Selaras 9

8 2 0
                                    

"Kalau begitu, saya permisi."

Aku mengangguk kepada Dokter Fritz dan perawat yang mendampinginya. Setelah mereka keluar, atensiku kembali pada Sera yang kini tengah menatap kosong ke arah jendela. Kulit pucat itu masih setia menghiasi wajahnya.

Melihatnya seperti ini, membuatku sedikit lega karena setidaknya, dia masih membuka mata. Aku bersyukur pada Tuhan yang masih memberiku kesempatan untuk bisa berada di sampingnya.

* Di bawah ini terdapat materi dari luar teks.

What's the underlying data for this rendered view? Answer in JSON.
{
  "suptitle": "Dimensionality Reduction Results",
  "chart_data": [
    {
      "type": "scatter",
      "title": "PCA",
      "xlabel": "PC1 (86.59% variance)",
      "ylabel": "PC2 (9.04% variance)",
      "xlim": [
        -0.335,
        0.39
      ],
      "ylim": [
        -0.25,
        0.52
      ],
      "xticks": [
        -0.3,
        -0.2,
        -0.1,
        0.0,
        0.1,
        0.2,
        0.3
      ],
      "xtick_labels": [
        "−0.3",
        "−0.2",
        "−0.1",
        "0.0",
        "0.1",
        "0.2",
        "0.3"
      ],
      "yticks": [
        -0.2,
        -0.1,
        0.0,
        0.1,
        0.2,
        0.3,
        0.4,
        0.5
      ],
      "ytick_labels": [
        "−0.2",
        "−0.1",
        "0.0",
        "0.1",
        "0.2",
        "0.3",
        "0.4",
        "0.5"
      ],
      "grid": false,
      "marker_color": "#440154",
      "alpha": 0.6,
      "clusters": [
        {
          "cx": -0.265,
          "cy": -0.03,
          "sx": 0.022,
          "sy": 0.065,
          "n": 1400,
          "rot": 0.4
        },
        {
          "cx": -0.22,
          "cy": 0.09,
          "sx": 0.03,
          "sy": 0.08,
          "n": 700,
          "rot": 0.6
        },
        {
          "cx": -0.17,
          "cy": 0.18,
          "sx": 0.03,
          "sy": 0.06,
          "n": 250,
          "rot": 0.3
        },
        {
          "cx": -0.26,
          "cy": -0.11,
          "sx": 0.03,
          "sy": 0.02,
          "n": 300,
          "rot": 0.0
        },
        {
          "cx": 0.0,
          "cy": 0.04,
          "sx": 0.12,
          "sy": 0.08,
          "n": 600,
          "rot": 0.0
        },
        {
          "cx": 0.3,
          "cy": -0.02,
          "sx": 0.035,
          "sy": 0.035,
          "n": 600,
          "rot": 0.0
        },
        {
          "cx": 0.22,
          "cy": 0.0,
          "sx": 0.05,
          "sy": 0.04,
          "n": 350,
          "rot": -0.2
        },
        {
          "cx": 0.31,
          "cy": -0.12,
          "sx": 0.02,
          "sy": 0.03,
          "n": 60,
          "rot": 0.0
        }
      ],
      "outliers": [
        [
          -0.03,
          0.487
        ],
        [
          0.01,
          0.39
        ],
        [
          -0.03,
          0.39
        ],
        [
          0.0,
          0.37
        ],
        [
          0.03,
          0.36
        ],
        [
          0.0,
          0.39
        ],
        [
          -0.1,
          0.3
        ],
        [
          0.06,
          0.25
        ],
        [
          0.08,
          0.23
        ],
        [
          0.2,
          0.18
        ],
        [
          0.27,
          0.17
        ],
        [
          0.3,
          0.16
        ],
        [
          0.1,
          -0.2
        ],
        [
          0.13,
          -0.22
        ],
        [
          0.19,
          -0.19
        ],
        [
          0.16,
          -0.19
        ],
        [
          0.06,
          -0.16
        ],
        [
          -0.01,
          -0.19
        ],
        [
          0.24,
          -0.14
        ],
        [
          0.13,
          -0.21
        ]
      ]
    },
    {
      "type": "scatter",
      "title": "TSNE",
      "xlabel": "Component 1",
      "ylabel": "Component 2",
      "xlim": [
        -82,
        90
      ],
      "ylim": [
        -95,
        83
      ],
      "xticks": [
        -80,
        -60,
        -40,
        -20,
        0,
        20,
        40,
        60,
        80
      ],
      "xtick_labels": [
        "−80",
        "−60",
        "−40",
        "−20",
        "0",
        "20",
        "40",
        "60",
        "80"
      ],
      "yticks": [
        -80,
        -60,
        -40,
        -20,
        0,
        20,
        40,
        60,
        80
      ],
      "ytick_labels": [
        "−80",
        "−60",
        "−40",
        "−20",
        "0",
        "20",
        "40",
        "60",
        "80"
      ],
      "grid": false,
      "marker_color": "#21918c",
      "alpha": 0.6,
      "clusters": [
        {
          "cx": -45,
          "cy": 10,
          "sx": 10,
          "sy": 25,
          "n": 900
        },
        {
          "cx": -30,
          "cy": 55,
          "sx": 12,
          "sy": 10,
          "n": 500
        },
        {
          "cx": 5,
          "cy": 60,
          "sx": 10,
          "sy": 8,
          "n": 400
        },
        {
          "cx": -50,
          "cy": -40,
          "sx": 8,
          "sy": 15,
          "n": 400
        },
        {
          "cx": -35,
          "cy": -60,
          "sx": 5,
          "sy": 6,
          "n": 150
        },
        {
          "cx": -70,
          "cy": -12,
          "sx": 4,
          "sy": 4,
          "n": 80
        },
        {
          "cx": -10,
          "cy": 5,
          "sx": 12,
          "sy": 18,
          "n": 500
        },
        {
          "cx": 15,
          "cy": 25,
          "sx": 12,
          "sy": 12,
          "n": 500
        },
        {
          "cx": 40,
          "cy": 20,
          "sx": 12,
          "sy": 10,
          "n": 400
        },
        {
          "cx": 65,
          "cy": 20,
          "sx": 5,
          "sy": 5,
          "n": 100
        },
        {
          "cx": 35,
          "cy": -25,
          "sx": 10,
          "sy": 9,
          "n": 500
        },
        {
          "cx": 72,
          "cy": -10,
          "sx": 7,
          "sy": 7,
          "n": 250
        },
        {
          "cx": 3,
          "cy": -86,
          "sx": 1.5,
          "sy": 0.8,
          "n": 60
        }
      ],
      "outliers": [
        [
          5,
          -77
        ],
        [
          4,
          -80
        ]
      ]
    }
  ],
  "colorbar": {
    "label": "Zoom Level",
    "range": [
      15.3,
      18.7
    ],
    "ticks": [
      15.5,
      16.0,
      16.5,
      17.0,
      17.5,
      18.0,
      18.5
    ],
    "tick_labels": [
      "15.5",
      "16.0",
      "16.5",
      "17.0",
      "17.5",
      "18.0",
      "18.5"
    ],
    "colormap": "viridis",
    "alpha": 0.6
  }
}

Bagaimanapun, aku tidak bisa memilih, bagaimana hatiku harus menuntun. Yang bisa kulakukan adalah memilih untuk mengikutinya atau menolak dengan kehendak yang kupunya.

Aku kembali pada kursi yang berada di sebelah kiri ranjang. Duduk tegap menatap ke arah tanganku sendiri yang merangkak naik ke atas kasur, menyusuri setiap inci jarak yang tertera untuk memperpendeknya. Tanpa bisa kutolak, jemariku kenbali merengkuh bulir-bulir tulang yang terbungkus kulit tersebut dan menggenggamnya perlahan. Seolah-olah takut membuatnya remuk dalam sekali remasan.

Aku menunduk, mengamati satu demi satu freckles di lenganku. Isi kepalaku bergolak kembali memikirkan bagaimana reaksinya sekarang. Rasa takutku mendominasi, menusuk derap hati yang tadinya berani, kini telah menciut lagi. Kecamuk asa yang dibalut rasa pesimis kini menghujani. Bahkan, aku tidak tahu apa yang ia simpan di dalam sanubari.

"A-pa …."

Kenapa …? Kenapa otakku tiba-tiba kehilangan akalnya hanya untuk berbicara? Aku bahkan tidak punya gambaran tentang apa yang harus kukatakan padanya, tetapi dada ini seolah-olah didobrak paksa untuk segera mengungkapkan apa yang kurasa. Setidaknya sapalah dia, Elle!

Mata dan pipiku terasa panas.

"Kenapa …."

Kerongkonganku seperti tidak bisa diajak berkompromi. Daging-daging lunak itu seolah menghimpit pita suaraku untuk tetap diam menghayati pikiran yang absurd. Embusan napas meluncur, mengosongkan beban yang mengendap di paru-paru. Beban yang menghambat pergerakan otot pita suara dan otakku karena oksigen tidak berjalan dengan lancar.

Menyerah. Bahkan setan-setan di dalam kepalaku pun ikut senyap. Sama sekali tidak bisa dijak berkompromi.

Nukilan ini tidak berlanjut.